En el fondo, ella era su mayor enemigo.

—Aquí termina el Consejo Mayor. — El Enjuto dio un par de golpecitos en la mesa y todos se incorporaron y marcharon sin hacer más preguntas. Pronto, lady Verena se encontró a sí misma ahogada en el silencio, sola y desamparada en la vacuidad de la sala, reclinada todavía sobre su asiento de hermosa caoba y sutil diseño. Había llegado la primera, y se marcharía la última. Pero no era la soledad lo que la turbaba, a fin de cuentas llevaba casi dos décadas conviviendo con ella. Era el recuerdo.

Aún pasó un buen rato hasta que se levantó con toda la dignidad de la que fue capaz y regresó a sus aposentos. Ya atardecía y el sol, un punto pálido y sin gracia en el paisaje nublado, se deslizaba raudo hacia un horizonte que le recordó a un párpado que se cerraba.

Entonces, rompió a llorar. Rompió a llorar como todos los días a aquella hora. Rompió a llorar y en aquellas lágrimas que derramó desde el alféizar de su ventana iba impreso el dolor de la pérdida y la amargura del recuerdo. El ardor de la añoranza.

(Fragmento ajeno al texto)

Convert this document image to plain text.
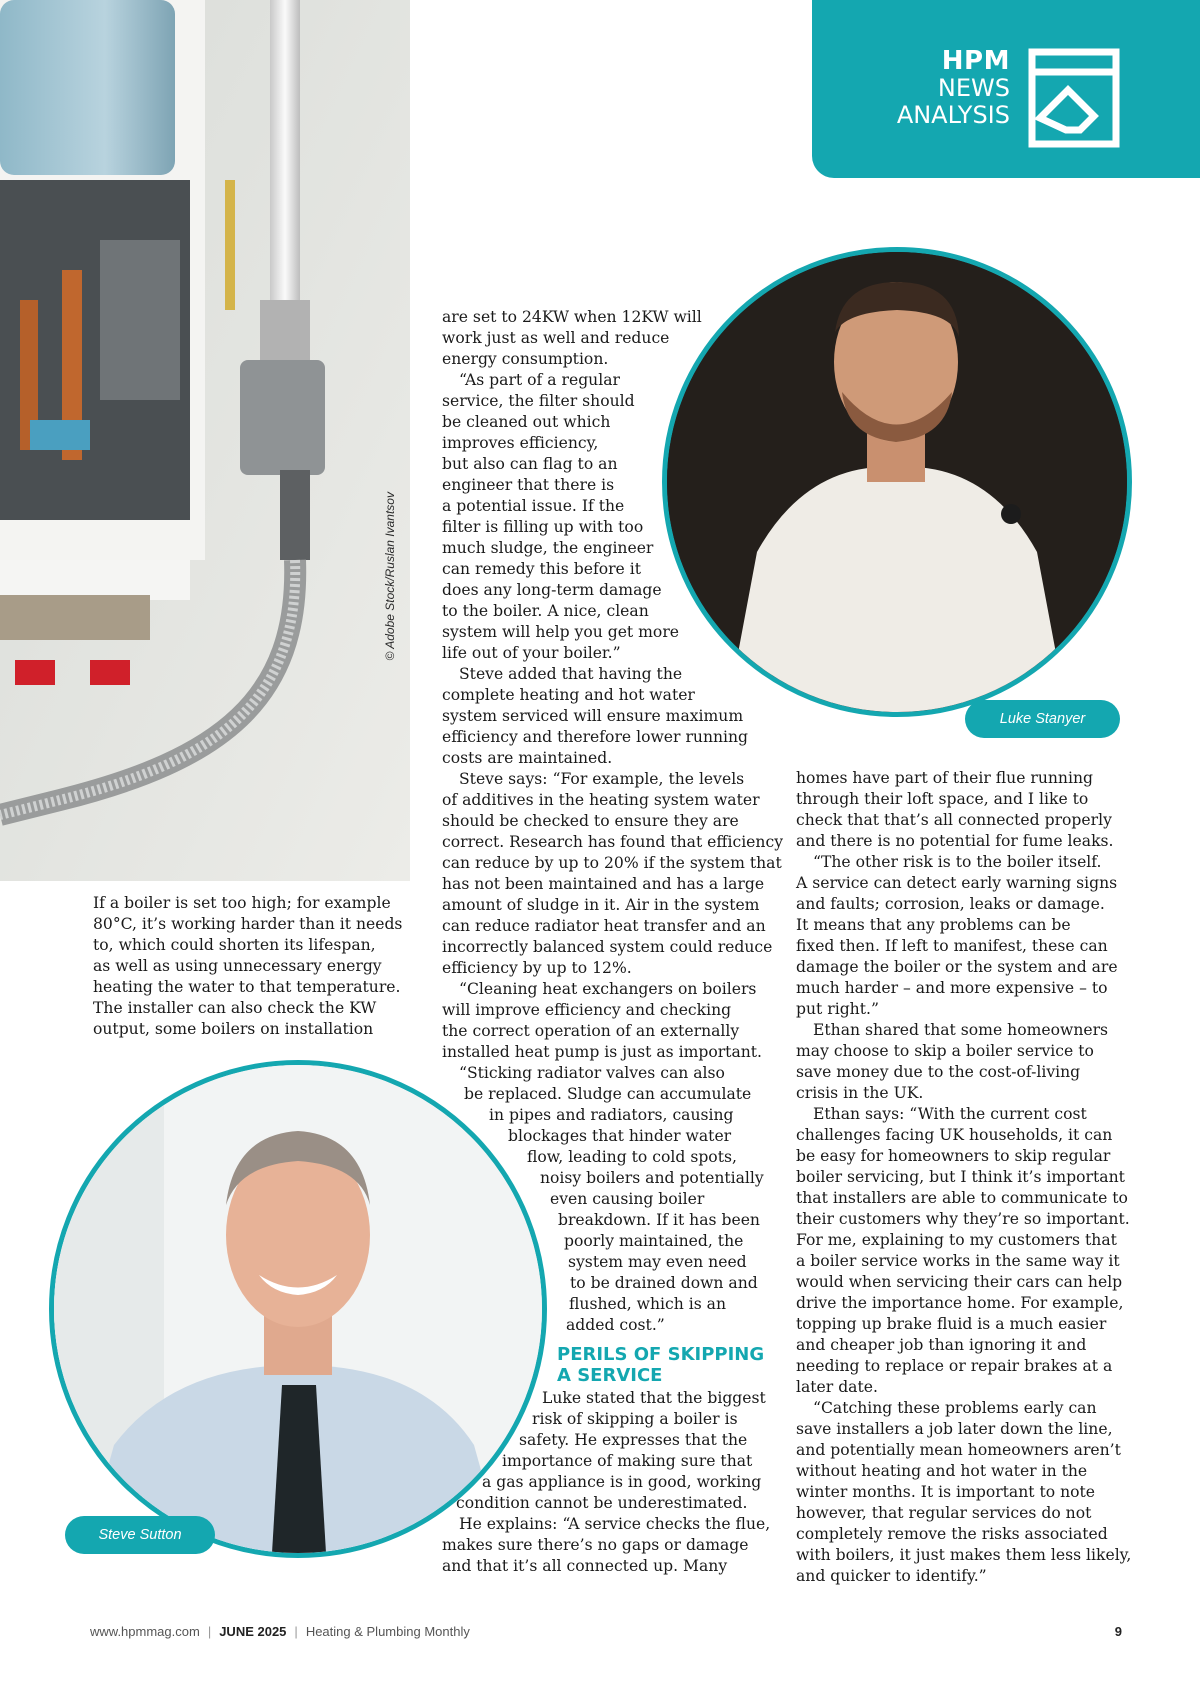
© Adobe Stock/Ruslan Ivantsov
HPM
NEWS
ANALYSIS

If a boiler is set too high; for example

80°C, it’s working harder than it needs

to, which could shorten its lifespan,

as well as using unnecessary energy

heating the water to that temperature.

The installer can also check the KW

output, some boilers on installation

Luke Stanyer

are set to 24KW when 12KW will

work just as well and reduce

energy consumption.

“As part of a regular

service, the filter should

be cleaned out which

improves efficiency,

but also can flag to an

engineer that there is

a potential issue. If the

filter is filling up with too

much sludge, the engineer

can remedy this before it

does any long-term damage

to the boiler. A nice, clean

system will help you get more

life out of your boiler.”

Steve added that having the

complete heating and hot water

system serviced will ensure maximum

efficiency and therefore lower running

costs are maintained.

Steve says: “For example, the levels

of additives in the heating system water

should be checked to ensure they are

correct. Research has found that efficiency

can reduce by up to 20% if the system that

has not been maintained and has a large

amount of sludge in it. Air in the system

can reduce radiator heat transfer and an

incorrectly balanced system could reduce

efficiency by up to 12%.

“Cleaning heat exchangers on boilers

will improve efficiency and checking

the correct operation of an externally

installed heat pump is just as important.

“Sticking radiator valves can also

be replaced. Sludge can accumulate

in pipes and radiators, causing

blockages that hinder water

flow, leading to cold spots,

noisy boilers and potentially

even causing boiler

breakdown. If it has been

poorly maintained, the

system may even need

to be drained down and

flushed, which is an

added cost.”

PERILS OF SKIPPING
A SERVICE

Luke stated that the biggest

risk of skipping a boiler is

safety. He expresses that the

importance of making sure that

a gas appliance is in good, working

condition cannot be underestimated.

He explains: “A service checks the flue,

makes sure there’s no gaps or damage

and that it’s all connected up. Many

homes have part of their flue running

through their loft space, and I like to

check that that’s all connected properly

and there is no potential for fume leaks.

“The other risk is to the boiler itself.

A service can detect early warning signs

and faults; corrosion, leaks or damage.

It means that any problems can be

fixed then. If left to manifest, these can

damage the boiler or the system and are

much harder – and more expensive – to

put right.”

Ethan shared that some homeowners

may choose to skip a boiler service to

save money due to the cost-of-living

crisis in the UK.

Ethan says: “With the current cost

challenges facing UK households, it can

be easy for homeowners to skip regular

boiler servicing, but I think it’s important

that installers are able to communicate to

their customers why they’re so important.

For me, explaining to my customers that

a boiler service works in the same way it

would when servicing their cars can help

drive the importance home. For example,

topping up brake fluid is a much easier

and cheaper job than ignoring it and

needing to replace or repair brakes at a

later date.

“Catching these problems early can

save installers a job later down the line,

and potentially mean homeowners aren’t

without heating and hot water in the

winter months. It is important to note

however, that regular services do not

completely remove the risks associated

with boilers, it just makes them less likely,

and quicker to identify.”

Steve Sutton
www.hpmmag.com | JUNE 2025 | Heating & Plumbing Monthly	9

Rezó, tal vez a los Doce, tal vez a deidades más lejanas y desconocidas por ella, o a aquel párpado que había creído ver en las luces del ocaso. Pero rezó, por sus padres que lo hizo, por sus padres que, cuando solo era una niña de doce años, habían sido brutalmente ejecutados por el capricho de Manus, el padre del difunto rey, el difunto marido de la viuda Sola. Ejecución que habían secundado la mayor parte de los miembros de aquel maldito Consejo Mayor del que ella formaba ahora parte.

No era una mujer ambiciosa, al contrario de lo que muchos creían, si no vengativa. Y ella era la razón de que Sola no hubiera sucumbido al veneno de lady Agria. Pues a Sola le tenía preparada una muerte mucho más lenta... Como a todos los demás.

Lo había jurado por sus padres entre lágrimas.